The outrage against this form of humor isn’t merely a superficial endeavor to bring in a culture of “political correctness.” It goes deeper than that and causes actual harm to actual people. “[A]lthough jokes may not instantly change the world, they may affect people at an interpersonal level,” co-wrote Simon Weaver, a lecturer at the Brunel University London, and Karen Morgan, a research fellow at the University of Bristol. Citing examples, they added, “[W]omen were more likely to view themselves as objects and worry more about their bodies after viewing sexist humour… [while] exposure to sexist humour can decrease male perceptions of the seriousness of rape.”
The possible harms Rock’s routine could, perhaps, perpetuate is the normalization of making fun of women’s bodies for not subscribing to gendered beauty standards and of being insensitive to the toll different health conditions can take on people mentally and physically — besides, of course, propagating the idea that “punching down” is still acceptable since no one is going to bat an eyelid at it even at an event with as much international coverage as the Oscars.
Except, eyelids were batted, and the comedian was “smacked the s**t out of,” in his own words. Having said that, considering Smith’s act as “heroic” or as something to “look up to” will, perhaps, be a fatal flaw as we strive to move towards not just an inclusive society, but also a civil one. Smith did apologize for his actions, though. But, unfortunately, he caveated his apology by saying, “…love will make you do crazy things.” Needless to mention, normalizing violence — even in the name of “love” — isn’t the way to go about tackling offensive humor. One can hope, however, that Smith apologizing for it will, nonetheless, prevent people from aping him — in the same way that one hopes his slap, however ill-conceived, will lead comedians to re-evaluate their humor.
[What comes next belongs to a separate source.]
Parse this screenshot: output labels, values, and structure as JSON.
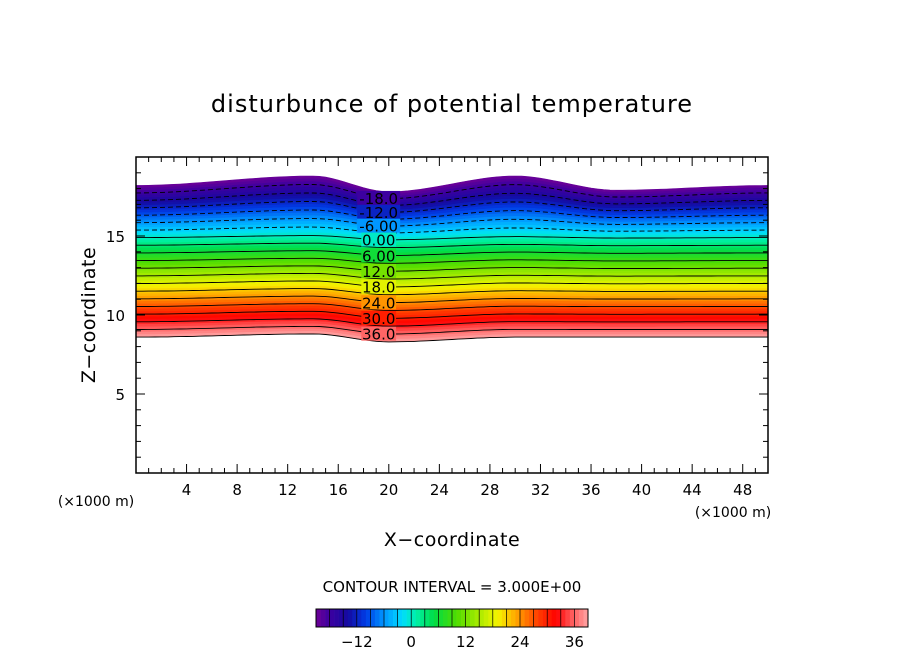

Rock called the turn of events “the greatest night in the history of television.” But will this slap change the course of comedy globally? Perhaps, not. But, hopefully, besides compelling us to reassess the kind of humor we are willing to laugh at and holding our favorite comedians accountable, the moment will also urge us, as audiences, to examine our own biases, if not fix our moral compasses. If we refuse to accept “punching down” as comedy, perhaps, comedians will learn to steer away from it too.